La semana había estado revuelta pero, afortunadamente, había llegado el jueves y eran ferias. Había pasado una buena tarde de acá para allá con los amigos hasta que el cuerpo dijo basta y decidí volver a casa. En el bar del barrio un señor bien vestido y de apariencia educada apuraba el último vino. Como tantas veces en las que se cruzan las conversaciones de mesas a sillas y viceversa, surgió la noticia que tanto y tanto se llevaba comentando durante esos días: la fatídica moción de censura que ganaría Pedro Sánchez para alzarse con la presidencia del Gobierno gracias a un mecanismo tan democrático como ir a votar cada cuatro años. Porque así lo recoge la Constitución, tuve que explicarle, a pesar de que el alcohol y yo qué sé más le diera veda para insultarme por mis reflexiones.

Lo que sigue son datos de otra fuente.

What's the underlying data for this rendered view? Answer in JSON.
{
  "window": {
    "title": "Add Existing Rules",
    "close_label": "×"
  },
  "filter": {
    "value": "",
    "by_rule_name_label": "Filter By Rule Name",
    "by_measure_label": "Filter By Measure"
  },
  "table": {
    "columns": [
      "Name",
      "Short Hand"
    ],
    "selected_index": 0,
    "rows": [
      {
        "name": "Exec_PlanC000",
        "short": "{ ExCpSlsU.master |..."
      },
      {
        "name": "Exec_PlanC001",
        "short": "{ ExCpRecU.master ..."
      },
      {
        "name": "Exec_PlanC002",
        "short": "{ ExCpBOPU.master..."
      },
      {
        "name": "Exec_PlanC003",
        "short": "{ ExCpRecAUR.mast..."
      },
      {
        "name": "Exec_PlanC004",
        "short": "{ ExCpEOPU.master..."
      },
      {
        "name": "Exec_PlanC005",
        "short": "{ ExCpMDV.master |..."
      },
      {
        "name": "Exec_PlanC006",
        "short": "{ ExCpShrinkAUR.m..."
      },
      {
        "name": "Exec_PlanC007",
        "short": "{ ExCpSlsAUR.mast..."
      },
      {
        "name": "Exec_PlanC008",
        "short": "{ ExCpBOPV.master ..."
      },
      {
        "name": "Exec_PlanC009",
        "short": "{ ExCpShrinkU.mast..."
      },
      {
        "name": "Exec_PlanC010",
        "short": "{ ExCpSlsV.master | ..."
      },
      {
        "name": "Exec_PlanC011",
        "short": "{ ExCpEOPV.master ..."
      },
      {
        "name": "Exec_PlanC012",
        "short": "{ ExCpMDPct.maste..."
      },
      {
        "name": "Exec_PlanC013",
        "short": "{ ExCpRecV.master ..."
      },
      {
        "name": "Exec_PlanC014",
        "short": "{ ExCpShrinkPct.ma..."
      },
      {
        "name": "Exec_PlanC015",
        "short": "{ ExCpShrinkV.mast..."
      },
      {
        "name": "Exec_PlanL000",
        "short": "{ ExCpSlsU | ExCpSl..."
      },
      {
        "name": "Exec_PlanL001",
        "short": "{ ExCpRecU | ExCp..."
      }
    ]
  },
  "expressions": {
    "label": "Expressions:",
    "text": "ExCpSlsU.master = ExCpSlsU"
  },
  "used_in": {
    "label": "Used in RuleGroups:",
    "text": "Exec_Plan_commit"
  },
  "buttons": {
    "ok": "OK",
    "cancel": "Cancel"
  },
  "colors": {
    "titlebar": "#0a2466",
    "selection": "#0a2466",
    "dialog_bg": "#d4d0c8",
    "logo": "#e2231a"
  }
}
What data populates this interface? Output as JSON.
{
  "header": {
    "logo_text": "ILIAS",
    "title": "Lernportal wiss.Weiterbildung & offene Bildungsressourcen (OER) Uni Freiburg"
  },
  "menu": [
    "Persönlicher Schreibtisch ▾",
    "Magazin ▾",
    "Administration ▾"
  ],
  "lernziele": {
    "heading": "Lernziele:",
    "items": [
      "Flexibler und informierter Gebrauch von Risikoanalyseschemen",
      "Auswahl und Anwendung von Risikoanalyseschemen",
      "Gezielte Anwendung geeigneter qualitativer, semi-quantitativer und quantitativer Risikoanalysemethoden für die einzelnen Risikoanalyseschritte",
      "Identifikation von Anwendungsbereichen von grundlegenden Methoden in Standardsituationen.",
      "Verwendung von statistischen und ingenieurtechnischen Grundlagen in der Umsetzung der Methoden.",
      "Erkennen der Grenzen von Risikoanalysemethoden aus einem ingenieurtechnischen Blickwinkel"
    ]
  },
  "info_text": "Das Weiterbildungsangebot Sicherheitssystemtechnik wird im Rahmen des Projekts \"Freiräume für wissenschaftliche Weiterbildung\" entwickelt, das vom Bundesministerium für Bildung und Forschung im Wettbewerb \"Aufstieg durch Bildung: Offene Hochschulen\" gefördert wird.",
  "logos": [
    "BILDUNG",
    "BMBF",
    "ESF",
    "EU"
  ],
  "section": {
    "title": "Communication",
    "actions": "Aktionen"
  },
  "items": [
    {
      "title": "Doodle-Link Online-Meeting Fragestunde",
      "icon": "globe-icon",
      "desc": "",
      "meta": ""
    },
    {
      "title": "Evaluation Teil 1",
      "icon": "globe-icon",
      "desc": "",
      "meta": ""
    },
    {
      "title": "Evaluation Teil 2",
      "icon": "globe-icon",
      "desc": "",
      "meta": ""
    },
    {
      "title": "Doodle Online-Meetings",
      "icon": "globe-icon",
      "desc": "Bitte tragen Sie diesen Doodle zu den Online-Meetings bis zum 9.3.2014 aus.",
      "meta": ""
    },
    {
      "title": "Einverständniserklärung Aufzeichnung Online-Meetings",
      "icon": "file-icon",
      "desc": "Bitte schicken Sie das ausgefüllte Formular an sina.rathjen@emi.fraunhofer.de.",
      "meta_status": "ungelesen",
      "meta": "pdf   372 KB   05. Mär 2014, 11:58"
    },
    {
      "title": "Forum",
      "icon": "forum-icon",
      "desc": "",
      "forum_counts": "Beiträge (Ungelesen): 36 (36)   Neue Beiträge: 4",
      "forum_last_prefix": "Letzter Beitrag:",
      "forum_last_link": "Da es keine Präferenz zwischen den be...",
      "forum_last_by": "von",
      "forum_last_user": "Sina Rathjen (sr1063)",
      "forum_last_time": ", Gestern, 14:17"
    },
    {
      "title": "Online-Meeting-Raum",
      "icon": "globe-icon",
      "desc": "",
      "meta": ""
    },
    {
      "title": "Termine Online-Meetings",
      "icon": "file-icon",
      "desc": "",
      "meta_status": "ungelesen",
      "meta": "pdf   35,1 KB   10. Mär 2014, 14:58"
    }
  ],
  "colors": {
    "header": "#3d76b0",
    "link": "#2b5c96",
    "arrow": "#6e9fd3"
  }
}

La cuestión no llegó a mayores. El tipo se disculpó dándose cuenta de su error y buenas noches. Una mala noche la tiene cualquiera. Pero esta experiencia me hizo ver que, una vez más, estamos abocados a vivir en una sociedad de trincheras. O estás conmigo o contra mí. O piensas como quien tienes enfrente o la confrontación está servida. No es lo normal, la verdad. Afortunadamente, la democracia que nos hemos ganado debe permitirnos pensar distinto que el otro, faltaría más, pero más aún aprender el respeto que merecen las opiniones ajenas, máxime si no tienen nada que ver los nuestras.

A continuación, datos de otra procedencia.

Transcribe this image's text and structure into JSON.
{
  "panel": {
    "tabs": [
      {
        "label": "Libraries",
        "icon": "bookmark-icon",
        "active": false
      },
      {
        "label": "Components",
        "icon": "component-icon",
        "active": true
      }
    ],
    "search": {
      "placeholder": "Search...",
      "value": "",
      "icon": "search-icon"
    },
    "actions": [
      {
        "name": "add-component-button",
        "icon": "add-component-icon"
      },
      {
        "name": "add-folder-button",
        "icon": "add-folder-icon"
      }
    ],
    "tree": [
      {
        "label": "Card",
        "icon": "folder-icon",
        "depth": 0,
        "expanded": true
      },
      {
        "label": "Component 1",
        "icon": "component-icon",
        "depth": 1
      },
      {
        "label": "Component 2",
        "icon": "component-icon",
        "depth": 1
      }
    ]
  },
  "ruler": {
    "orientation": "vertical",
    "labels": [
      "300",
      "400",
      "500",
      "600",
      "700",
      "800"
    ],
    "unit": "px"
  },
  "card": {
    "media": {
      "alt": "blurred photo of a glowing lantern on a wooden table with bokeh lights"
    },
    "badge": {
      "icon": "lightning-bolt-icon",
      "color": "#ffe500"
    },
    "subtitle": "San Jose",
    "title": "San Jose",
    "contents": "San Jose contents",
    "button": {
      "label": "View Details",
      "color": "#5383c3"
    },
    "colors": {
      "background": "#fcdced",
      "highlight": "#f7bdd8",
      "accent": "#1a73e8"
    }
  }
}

Agradezco que aquel señor supiera rectificar a tiempo. Insistir en lo contrario hubiera sido abundar en su equivocación. Y es que la única manera de que hacer un país mejor pasa por construir edificios nuevos y no crear más trincheras, una vez más, con nuestras actitudes cotidianas. Quizá esa sea la manera de comprender por qué en ocasiones, hasta pensando distinto, nos podemos beber unas copas de más sin discutir de fútbol o política en este país tan apasionado.